The scripture doesn’t end with pray though. It says pray with persistence. If someone won’t give you what you need, keep asking and eventually he’ll comply. It’s basically saying, ‘If you annoy someone enough, you’ll get what you need’. Again, the metaphor of asking a friend for some bread because you have a guest coming isn’t very relatable in our time. There’s not a better metaphor for us unfortunately, as we live in a culture where we value not having to ask for help.

What do we need? Justice, love, peace, security. We need our neighbors to be as safe as we are. We need the violence to stop! So we pray, and we’ll continue to pray. But asking God for help is not the only form of prayer that we have at our disposal.

About his time in the civil rights movement, Rabbi Abraham Joshua Heschel said “For many of us the march from Selma to Montgomery was about protest and prayer. Legs are not lips and walking is not kneeling. And yet our legs uttered songs.

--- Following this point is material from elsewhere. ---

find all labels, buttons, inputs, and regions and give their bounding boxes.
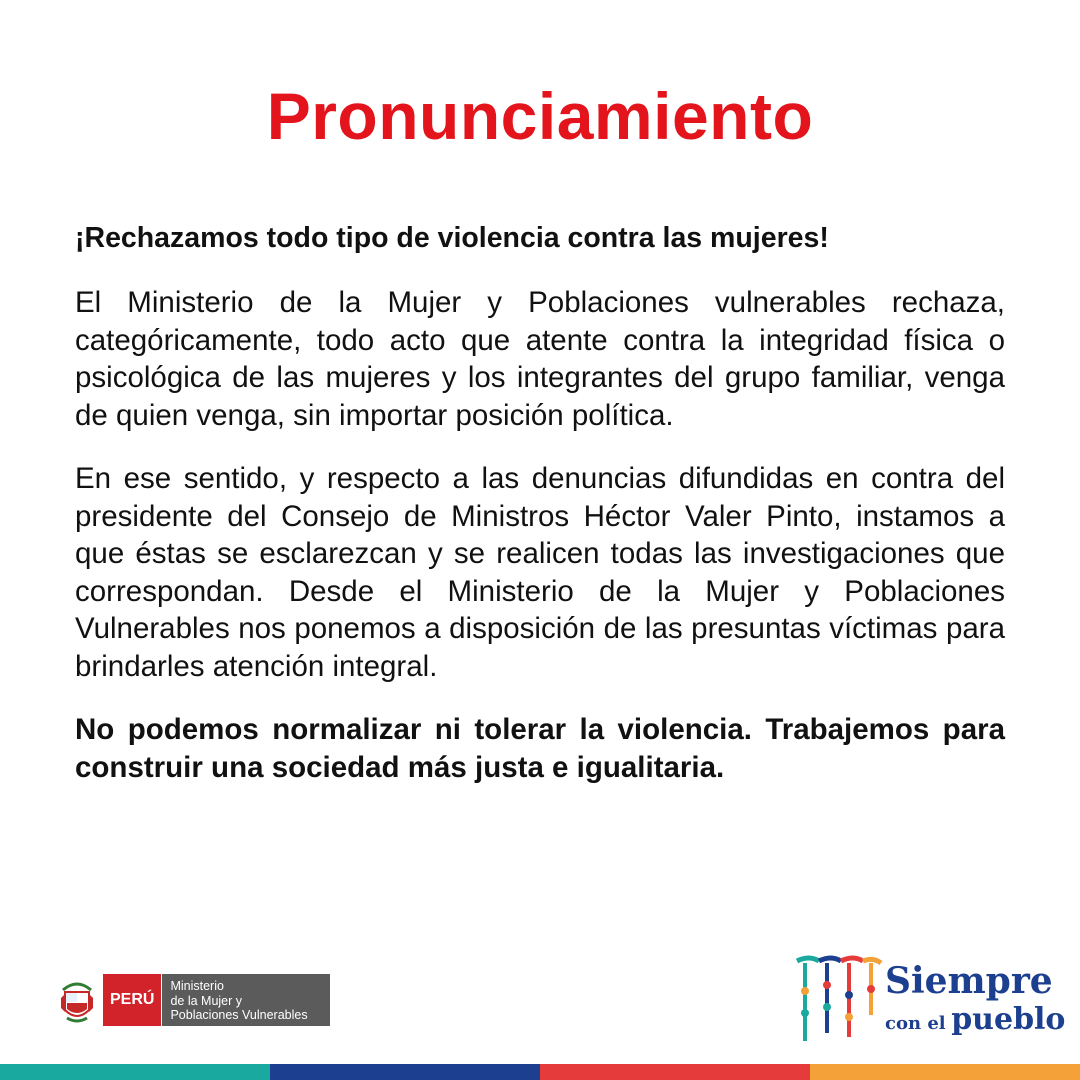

Even without words, our march was worship. I felt my legs were praying.” Action is prayer that is alive and moving.

But Jen, I’m not a racist, I’m not a biased cop, I have black friends, I’m progressive, my community is inclusive. This sermon isn’t for me. Well, I don’t say this often, but you’re wrong. Look around the room. How many people of color do you see? Churches are still the most segregated places in our society. We choose this!

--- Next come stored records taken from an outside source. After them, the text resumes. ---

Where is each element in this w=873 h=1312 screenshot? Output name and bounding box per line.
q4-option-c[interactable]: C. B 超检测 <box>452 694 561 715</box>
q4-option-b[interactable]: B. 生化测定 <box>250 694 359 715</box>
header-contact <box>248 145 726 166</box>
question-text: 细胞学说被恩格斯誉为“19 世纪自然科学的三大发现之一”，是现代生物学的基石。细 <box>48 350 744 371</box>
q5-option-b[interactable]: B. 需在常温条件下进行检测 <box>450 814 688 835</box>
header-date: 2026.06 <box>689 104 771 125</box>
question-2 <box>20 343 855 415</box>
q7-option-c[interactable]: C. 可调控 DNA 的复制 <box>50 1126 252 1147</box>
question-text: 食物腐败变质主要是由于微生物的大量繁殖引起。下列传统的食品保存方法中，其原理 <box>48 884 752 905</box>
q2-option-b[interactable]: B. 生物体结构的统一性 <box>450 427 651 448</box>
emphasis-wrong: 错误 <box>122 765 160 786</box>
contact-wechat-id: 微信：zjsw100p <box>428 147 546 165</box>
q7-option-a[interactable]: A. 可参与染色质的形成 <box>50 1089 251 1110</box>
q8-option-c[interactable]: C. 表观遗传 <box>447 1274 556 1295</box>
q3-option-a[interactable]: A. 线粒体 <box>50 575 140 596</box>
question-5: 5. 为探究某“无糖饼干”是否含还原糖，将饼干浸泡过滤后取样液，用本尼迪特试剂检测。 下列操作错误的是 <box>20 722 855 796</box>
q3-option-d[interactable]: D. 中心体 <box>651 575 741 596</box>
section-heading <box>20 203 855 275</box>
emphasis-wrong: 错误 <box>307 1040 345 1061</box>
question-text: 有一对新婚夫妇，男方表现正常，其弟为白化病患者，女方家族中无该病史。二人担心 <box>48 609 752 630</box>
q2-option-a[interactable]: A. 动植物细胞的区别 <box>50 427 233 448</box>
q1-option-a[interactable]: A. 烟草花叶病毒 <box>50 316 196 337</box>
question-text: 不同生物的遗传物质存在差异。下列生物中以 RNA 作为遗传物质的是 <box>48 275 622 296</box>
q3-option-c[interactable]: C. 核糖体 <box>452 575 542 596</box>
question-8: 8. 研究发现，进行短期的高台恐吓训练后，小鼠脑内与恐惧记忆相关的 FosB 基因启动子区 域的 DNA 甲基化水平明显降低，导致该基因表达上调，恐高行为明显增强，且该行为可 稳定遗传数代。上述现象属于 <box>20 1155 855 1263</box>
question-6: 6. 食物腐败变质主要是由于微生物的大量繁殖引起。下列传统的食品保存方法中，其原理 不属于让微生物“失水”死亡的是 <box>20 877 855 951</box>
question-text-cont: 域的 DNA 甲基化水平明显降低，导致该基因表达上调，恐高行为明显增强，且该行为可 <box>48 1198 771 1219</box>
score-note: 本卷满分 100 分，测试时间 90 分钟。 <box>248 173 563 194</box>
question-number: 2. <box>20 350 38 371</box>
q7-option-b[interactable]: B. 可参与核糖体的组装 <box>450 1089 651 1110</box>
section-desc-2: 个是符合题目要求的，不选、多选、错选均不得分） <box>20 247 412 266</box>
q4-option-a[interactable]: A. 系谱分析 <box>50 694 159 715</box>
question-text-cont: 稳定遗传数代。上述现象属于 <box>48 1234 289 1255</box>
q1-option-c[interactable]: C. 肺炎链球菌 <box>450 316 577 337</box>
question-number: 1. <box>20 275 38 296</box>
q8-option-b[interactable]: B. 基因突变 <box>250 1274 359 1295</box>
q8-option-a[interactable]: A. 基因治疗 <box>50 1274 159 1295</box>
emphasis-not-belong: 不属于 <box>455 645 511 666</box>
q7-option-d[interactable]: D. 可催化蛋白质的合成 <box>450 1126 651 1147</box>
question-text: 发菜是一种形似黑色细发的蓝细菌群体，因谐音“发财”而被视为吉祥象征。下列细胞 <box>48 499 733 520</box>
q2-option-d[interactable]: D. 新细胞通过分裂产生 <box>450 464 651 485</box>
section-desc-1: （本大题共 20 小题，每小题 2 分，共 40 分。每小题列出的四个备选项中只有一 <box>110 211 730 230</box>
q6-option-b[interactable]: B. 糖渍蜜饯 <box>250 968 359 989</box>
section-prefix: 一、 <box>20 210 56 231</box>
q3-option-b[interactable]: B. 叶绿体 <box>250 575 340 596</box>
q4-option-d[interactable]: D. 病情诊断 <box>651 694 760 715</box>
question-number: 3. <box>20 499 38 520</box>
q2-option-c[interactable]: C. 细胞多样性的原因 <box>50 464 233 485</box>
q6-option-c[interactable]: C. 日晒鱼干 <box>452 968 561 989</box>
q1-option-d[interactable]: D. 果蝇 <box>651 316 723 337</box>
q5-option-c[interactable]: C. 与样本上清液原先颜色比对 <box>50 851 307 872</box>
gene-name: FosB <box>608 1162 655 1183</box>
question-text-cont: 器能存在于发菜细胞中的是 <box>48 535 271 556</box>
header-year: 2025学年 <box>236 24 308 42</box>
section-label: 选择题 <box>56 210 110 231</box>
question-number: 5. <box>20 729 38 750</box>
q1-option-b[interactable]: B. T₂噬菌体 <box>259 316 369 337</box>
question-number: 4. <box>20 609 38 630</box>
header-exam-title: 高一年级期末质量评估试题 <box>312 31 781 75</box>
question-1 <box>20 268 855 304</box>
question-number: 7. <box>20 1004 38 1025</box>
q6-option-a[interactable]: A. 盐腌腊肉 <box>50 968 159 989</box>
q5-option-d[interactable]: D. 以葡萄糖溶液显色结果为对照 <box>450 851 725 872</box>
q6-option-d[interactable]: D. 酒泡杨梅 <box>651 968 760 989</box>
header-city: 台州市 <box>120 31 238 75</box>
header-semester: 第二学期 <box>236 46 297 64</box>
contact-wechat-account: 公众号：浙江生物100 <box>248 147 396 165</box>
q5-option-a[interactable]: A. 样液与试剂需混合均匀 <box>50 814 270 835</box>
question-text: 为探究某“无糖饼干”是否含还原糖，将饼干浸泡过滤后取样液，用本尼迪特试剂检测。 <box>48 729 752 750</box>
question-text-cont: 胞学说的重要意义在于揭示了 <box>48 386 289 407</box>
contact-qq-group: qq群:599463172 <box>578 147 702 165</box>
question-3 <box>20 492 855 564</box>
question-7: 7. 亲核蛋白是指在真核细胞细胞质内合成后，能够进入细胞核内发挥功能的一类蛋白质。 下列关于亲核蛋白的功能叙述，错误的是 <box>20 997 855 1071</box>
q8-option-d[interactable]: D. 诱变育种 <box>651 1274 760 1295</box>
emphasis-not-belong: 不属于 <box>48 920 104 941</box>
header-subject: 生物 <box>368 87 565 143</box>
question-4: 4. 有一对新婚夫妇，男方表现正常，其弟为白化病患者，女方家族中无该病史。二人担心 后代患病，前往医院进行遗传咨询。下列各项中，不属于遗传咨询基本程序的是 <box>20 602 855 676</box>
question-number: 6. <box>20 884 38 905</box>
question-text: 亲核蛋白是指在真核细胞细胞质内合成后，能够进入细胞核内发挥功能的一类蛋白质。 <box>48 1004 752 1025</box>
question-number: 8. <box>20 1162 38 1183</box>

It’s easy to feel overwhelmed with this – how can I possibly stop this violence – I’m not pulling the trigger! Well, we all do what we can to slowly change the culture that allows violence. We all have actions to take for our world to be better. The unpopular political route is to write to your representatives. Tell them that you demand something be done about unnecessary violence done to black people. Vote in local elections – for city council and state representatives, etc. In cities and states, change is much more possible. Take a stand on what you believe.

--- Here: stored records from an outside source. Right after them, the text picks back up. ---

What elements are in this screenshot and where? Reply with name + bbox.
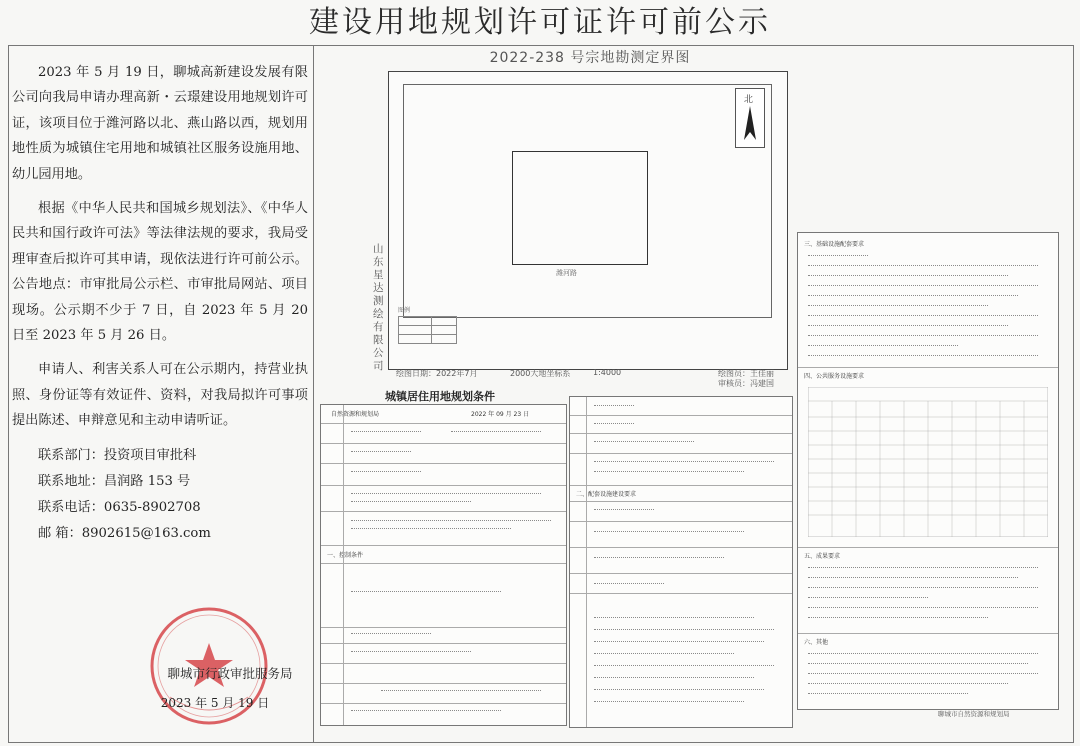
legend-title: 图例: [398, 307, 411, 314]
section-two-heading: 二、配套设施建设要求: [576, 491, 637, 498]
conditions-issuer: 自然资源和规划局: [331, 411, 380, 418]
conditions-sheet-right: [797, 232, 1059, 710]
north-arrow-box: [735, 88, 765, 148]
notice-paragraph: 根据《中华人民共和国城乡规划法》、《中华人民共和国行政许可法》等法律法规的要求，我局受理审查后拟许可其申请，现依法进行许可前公示。公告地点：市审批局公示栏、市审批局网站、项目现场。公示期不少于 7 日，自 2023 年 5 月 20 日至 2023 年 5 月 26 日。: [12, 201, 308, 344]
parcel-boundary: [512, 151, 648, 265]
sheet-issuer-label: 聊城市自然资源和规划局: [938, 710, 1010, 718]
legend-table: [398, 316, 457, 344]
section-three-heading: 三、基础设施配套要求: [804, 241, 865, 248]
map-footer-checker: 审核员：冯建国: [718, 379, 774, 388]
contact-address: 联系地址：昌润路 153 号: [38, 473, 191, 489]
north-arrow-icon: [743, 106, 757, 140]
contact-email: 邮 箱：8902615@163.com: [38, 525, 211, 541]
conditions-date: 2022 年 09 月 23 日: [471, 411, 530, 418]
notice-paragraph: 申请人、利害关系人可在公示期内，持营业执照、身份证等有效证件、资料，对我局拟许可事项提出陈述、申辩意见和主动申请听证。: [12, 362, 308, 429]
map-footer-coordinate-system: 2000大地坐标系: [510, 369, 571, 378]
map-footer-date: 绘图日期：2022年7月: [396, 369, 478, 378]
map-footer-scale: 1:4000: [593, 368, 622, 377]
contact-phone: 联系电话：0635-8902708: [38, 499, 201, 515]
map-footer-drawer: 绘图员：王佳丽: [718, 369, 774, 378]
section-four-heading: 四、公共服务设施要求: [804, 373, 865, 380]
contact-department: 联系部门：投资项目审批科: [38, 447, 197, 463]
survey-map-title: 2022-238 号宗地勘测定界图: [489, 50, 691, 66]
conditions-title: 城镇居住用地规划条件: [385, 390, 495, 403]
survey-company: 山东星达测绘有限公司: [373, 243, 384, 372]
frame-divider: [313, 45, 314, 742]
notice-text: [12, 60, 308, 547]
north-label: 北: [744, 95, 754, 105]
conditions-sheet-left: [320, 404, 567, 726]
notice-paragraph: 2023 年 5 月 19 日，聊城高新建设发展有限公司向我局申请办理高新・云璟建设用地规划许可证，该项目位于潍河路以北、燕山路以西，规划用地性质为城镇住宅用地和城镇社区服务设施用地、幼儿园用地。: [12, 65, 308, 182]
road-label: 潍河路: [556, 269, 577, 277]
section-one-heading: 一、控制条件: [327, 552, 364, 559]
section-five-heading: 五、成果要求: [804, 553, 841, 560]
conditions-sheet-middle: [569, 396, 793, 728]
map-legend: [398, 305, 464, 347]
public-facilities-table: [808, 387, 1048, 537]
section-six-heading: 六、其他: [804, 639, 829, 646]
issue-date: 2023 年 5 月 19 日: [160, 696, 270, 710]
page-title: 建设用地规划许可证许可前公示: [309, 5, 771, 40]
issuing-organization: 聊城市行政审批服务局: [167, 666, 293, 681]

If you don’t want go the political route, there are other options. Educate yourself. In your bulletin, I’ve included a list of resources to get us started. Read books, listen to podcasts. One podcast that I recommend is called ‘Code Switch’ – it’s not on my list of resources. Talk to people. Acknowledge that you DON’T KNOW what it’s like. Listen closely when people of color talk. Believe them.

If you have children in school, listen to them about what’s happening. Teach them that they cannot just look the other way in the face of racism. Teach them about turning the other cheek, about forgiveness. Teach them that life isn’t fair for everyone, and some people need more help than others. Teach them that they have power, to use it for good. Every parent has the chance to slowly bend reality toward justice in the next generation.

The scriptures in Hosea and Luke teach us about disappointing God with our actions and how to right those actions. Jesus was sent to us to teach us how to change. He prayed and he acted in solidarity with those who weren’t seen as equal in his society.

Jesus says, ‘Ask, and it will be given, seek, and you will find, knock, and the door will be opened.’ We all have asking, seeking, and knocking to do. We need to continue praying, friends. But I ask you to pray with your legs, with your ears, with your hands, with your brain. With the help of God and each other, we can make this world sing in tune with God. This is my prayer. Amen.